Загадки советской литературы от Сталина до Брежнева | страница 71
«Призвав меня не спешить, — вспоминает Симонов, — Федин сделал несколько общих замечаний о характерах некоторых действующих лиц романа, начав с главного его героя — Артемьева.
“…Он подчеркнуто положителен — в литературно-критическом, а не только в идейном и житейском отношениях… Душа его помещена в сосуд, в колбу, которую выдула наша положительная критика. На фронте в бою он очеловечивается… Отрицательных характеров я пока не вижу, если не считать Нади. Таким образом, эта часть романа бесконфликтна… Врага Вы не даете. Предполагается, что враг — это данность. Где-то за пределами раскрытого Вами действия тройственная ось, Берлин — Рим — Токио… вообще международный злодей”».
Свои соображения по рукописи Федин изложил в двух больших письмах, в одном из которых было тринадцать страниц… «За его письмом, — обобщает мемуарист, — стоял большой писательский труд, потраченный им всецело на меня, на то, чтобы помочь мне стать писателем. Я при всей своей литературной незрелости был все-таки достаточно опытен, чтобы понять… что прочесть мою рукопись так, как дважды прочел ее Федин, и написать о ней так, как он написал, значит истратить на литературное воспитание, в общем-то, начинающего прозаика К. Симонова не часы и даже не дни, а, очевидно, две или три недели, оторванные от собственной работы, от собственной фединской прозы».
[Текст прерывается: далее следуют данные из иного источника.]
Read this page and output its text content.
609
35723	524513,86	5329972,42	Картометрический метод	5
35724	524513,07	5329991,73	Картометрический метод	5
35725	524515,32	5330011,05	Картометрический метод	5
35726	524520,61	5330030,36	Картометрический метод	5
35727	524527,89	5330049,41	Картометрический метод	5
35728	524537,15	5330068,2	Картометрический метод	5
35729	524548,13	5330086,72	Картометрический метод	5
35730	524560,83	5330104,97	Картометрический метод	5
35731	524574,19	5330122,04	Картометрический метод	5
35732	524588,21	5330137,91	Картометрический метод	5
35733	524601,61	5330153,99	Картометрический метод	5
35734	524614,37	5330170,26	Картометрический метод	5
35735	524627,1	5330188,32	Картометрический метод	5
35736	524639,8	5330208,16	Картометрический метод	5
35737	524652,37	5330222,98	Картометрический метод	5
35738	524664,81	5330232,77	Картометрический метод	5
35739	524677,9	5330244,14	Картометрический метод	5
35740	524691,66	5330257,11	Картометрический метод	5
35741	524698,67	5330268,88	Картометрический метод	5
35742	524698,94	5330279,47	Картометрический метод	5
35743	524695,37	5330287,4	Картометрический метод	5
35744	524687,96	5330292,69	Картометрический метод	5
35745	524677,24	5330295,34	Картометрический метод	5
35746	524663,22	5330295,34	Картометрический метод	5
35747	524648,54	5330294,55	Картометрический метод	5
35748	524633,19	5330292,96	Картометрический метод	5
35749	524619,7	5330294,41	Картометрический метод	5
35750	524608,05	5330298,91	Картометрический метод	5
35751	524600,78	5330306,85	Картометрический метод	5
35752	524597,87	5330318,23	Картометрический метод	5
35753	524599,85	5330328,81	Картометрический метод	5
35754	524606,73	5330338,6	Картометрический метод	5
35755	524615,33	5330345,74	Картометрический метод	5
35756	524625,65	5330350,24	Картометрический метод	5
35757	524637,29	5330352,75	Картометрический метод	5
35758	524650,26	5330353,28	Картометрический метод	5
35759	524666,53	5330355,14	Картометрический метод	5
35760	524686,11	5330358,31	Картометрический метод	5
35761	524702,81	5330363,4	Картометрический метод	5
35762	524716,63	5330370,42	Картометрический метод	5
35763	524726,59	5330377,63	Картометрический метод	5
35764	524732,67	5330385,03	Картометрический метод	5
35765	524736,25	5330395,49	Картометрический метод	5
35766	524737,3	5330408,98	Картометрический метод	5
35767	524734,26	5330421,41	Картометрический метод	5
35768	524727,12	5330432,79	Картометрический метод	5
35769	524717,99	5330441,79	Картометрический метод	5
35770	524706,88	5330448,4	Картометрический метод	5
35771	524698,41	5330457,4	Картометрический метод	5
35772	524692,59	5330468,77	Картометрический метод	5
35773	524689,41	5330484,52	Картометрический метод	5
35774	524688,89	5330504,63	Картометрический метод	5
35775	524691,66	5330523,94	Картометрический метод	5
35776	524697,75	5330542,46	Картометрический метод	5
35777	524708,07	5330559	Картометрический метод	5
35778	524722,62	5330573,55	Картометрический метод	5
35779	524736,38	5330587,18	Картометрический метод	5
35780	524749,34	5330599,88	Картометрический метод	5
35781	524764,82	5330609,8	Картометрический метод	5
Наряду с суровостью оценок Федин не упускает из виду путеводный маяк, к которому устремлен автор. Солидаризируется с его целями и подталкивает его в избранном направлении. «Мне хочется, — декларирует Федин, — чтобы большой Ваш замысел, очень важный для нашего времени, очень удачно выбранный, претворился бы в большое достижение… Вы можете сделать так, что роман займет очень видное место в текущей литературе, но можете сделать так, что он войдет в историю литературы. Вот чего я Вам и желаю».
Из учиненного ему творческого раздрая Симонов извлек предметные уроки. Итог подведен в следующих словах: «Роман этот, впоследствии сжатый мною с тридцати двух до девятнадцати печатных листов все-таки и сейчас оставляет желать лучшего. А в ту пору, когда я в первоначальном виде принес его в “Новый мир”, был вещью растянутой, рыхлой, а местами просто-напросто неумело написанной».
Отбросы ненужных излишеств и литературной трухи составили почти половину первоначального текста — 13 авт. листов!.. Вот отчего Симонов навсегда считал Федина своим учителем в прозе. Свои дневники военных лет, едва те одолели долгое и яростное объединенное сопротивление Главпура и цензуры, он послал умирающему писателю. И последнее письмо, написанное рукой Федина, адресовано Симонову. В этом письме умирающий учитель впервые назвал своего ученика на «ты».